Van Snyder asked:
>How do J3, WG5 and vendors feel about adding something like "It has the
Well, if you want to find out how J3 and WG5 feel, posting to comp-fortran-90
would not be top of my list of things to do - the WG5 list would seem to be
more effective.
Van also asked:
[Why cannot RESHAPE produce something with the TARGET attribute?]
This is simply completely wrong-headed. Producing something with the TARGET
attribute would not help in any way at all. A function reference is an
***EXPRESSION*** it is not a variable.
For instance, the following code is standard-conforming and guaranteed to
print "ok" (well, assuming integer values of 42 are not out of range etc.):
PROGRAM blechh
REAL x(1)
x(1) = 42
CALL weird(x,RESHAPE(x,(/1,1,1/)))
IF (x(1)/=-10) STOP 'FAIL 2'
PRINT *,'ok'
CONTAINS
SUBROUTINE weird(a,b)
REAL a(:),b(:,:,:)
a = -10
IF (ANY(b/=42)) STOP 'FAIL'
END SUBROUTINE
END
Note that the second argument is an expression, so the RESHAPEd X is a
***copy***, dummy argument B is absolutely *NOT* associated with the
variable X in any way.
It doesn't matter how many TARGET attributes you put in there, the fact is
that RESHAPE is a function call that produces an array result.
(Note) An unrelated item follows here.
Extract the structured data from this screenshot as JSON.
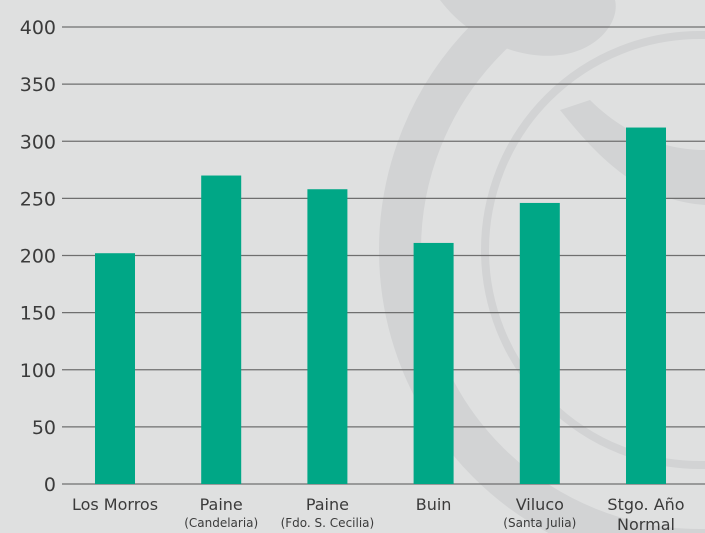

It is not
a "view" of an object. Not making a copy for a RESHAPE when a valid Fortran
program cannot tell the difference is simply an optimisation - and an
optimisation that cannot be done if you can tell the difference - i.e. an
optimisation that quite frequently cannot be done! If your program is
invalid (which it was) you should count yourself lucky it did not start WW3,
just producing strange results instead.
BTW, there are plenty of RESHAPE calls where the copy cannot be optimised
away even in the absence of a way to check whether the original variable
is associated with it: e.g. when the source array is assumed-shape or a
pointer, when the PAD argument is used, when the ORDER argument is used
(sometimes), etc.
Cheers,
--
...........................Malcolm Cohen, NAG Ltd., Oxford, U.K.